Consumer cursors: Stored in consumer_cursors table with composite key (consumer, source). Each consumer has an independent cursor per source, using the implicit rowid of source_messages as the offset. New cursors initialize to MAX(rowid) (no backlog). Cursors expire after consumer_cursor_ttl_days of inactivity.

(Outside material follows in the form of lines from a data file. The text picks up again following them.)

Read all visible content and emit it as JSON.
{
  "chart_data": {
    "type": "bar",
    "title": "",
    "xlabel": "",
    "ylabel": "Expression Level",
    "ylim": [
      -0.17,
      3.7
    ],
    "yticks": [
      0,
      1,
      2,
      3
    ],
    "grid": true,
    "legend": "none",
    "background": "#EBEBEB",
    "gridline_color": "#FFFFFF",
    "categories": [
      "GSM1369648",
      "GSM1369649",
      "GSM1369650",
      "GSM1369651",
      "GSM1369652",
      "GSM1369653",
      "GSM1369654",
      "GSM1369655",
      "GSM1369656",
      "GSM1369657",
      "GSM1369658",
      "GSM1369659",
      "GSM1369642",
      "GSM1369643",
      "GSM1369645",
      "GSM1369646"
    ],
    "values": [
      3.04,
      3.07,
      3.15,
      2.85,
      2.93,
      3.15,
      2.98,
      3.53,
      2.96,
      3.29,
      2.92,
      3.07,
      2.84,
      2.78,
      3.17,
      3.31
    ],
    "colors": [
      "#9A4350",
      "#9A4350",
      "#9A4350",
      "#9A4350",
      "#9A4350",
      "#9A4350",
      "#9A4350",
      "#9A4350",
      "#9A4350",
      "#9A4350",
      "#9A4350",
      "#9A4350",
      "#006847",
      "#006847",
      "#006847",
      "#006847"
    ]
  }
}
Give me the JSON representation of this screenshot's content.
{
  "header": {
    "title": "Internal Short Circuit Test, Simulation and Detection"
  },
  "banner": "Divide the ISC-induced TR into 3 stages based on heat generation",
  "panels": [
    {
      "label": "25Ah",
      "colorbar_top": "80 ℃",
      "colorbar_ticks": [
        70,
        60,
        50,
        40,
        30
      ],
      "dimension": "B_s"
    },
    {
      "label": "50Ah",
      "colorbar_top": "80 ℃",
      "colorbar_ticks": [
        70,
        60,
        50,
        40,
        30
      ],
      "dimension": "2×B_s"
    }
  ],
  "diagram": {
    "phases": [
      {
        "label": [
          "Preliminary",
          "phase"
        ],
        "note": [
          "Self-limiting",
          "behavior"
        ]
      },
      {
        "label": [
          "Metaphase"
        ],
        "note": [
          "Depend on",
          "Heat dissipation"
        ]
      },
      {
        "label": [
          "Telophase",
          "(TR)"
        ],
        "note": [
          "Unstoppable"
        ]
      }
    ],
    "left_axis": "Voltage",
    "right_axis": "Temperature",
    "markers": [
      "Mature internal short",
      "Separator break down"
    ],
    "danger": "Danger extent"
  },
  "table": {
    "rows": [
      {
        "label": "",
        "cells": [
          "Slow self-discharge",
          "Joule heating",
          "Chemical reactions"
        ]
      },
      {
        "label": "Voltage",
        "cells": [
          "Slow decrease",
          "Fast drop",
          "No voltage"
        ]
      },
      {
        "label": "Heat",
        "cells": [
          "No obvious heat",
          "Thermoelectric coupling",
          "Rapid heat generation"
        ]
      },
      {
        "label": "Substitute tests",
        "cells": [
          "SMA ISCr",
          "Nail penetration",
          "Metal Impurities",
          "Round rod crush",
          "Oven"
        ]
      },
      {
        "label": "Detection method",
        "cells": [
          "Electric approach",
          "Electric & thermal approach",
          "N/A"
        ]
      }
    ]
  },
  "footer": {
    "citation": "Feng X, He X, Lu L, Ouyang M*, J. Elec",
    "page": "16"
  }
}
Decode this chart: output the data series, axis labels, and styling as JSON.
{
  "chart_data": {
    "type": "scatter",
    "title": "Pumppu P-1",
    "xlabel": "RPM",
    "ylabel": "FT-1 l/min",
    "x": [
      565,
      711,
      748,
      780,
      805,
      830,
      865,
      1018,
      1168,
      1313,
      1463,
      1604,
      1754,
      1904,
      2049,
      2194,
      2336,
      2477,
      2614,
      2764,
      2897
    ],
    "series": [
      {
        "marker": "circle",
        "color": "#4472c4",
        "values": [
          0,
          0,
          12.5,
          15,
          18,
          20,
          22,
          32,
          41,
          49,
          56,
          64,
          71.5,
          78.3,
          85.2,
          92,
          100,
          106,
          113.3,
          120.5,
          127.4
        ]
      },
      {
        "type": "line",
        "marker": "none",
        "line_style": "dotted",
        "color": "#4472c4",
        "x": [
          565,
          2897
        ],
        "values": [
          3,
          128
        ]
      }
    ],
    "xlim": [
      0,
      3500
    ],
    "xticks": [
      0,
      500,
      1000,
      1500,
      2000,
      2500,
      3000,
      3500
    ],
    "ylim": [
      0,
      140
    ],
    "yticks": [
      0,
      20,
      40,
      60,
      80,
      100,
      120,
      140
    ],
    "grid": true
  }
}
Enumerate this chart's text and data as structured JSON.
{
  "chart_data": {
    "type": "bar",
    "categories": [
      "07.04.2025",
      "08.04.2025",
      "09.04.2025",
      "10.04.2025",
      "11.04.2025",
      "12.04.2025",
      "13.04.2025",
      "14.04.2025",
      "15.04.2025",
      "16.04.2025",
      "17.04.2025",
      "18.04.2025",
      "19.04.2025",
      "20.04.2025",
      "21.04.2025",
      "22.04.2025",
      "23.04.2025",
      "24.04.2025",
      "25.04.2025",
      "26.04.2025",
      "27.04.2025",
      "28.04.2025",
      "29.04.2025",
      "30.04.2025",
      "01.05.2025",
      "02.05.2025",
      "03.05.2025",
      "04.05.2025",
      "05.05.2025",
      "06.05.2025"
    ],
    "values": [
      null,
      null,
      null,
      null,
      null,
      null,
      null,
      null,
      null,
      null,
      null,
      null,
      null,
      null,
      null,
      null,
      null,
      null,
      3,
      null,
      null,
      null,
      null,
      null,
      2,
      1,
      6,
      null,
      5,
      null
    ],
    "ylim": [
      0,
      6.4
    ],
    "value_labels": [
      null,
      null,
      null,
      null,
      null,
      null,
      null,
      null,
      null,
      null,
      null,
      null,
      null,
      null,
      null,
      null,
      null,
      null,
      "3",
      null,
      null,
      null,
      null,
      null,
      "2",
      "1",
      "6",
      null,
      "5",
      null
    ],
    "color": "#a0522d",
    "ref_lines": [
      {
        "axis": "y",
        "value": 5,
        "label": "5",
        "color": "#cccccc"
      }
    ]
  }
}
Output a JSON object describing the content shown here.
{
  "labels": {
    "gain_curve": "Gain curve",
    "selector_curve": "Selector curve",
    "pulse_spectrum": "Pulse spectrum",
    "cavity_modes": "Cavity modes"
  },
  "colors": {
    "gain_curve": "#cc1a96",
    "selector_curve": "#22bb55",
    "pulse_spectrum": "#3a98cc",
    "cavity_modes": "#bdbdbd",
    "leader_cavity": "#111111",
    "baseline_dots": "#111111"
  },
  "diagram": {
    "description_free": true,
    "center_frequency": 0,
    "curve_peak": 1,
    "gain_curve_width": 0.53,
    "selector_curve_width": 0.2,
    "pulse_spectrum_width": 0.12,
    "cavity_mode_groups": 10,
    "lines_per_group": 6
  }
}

Inclusive APIs: Both GitHub and Gmail APIs use inclusive cursor semantics (returning records >= cursor). Sources handle this by advancing the cursor at query time (+1s) and applying client-side dedup as a safety net.
Concurrency safety: Each SourceRunner holds an asyncio.Lock to prevent concurrent execution of the same source. If a cron schedule fires while a manual sync is in progress, the second call returns immediately with 0 records.
All message content returned by poll_source and read_source is prefixed with an untrusted data warning. Source messages come from external services and may contain prompt injection attempts. The agent is instructed to act only on factual information (sender, subject, PR numbers) and never follow instructions embedded in message content.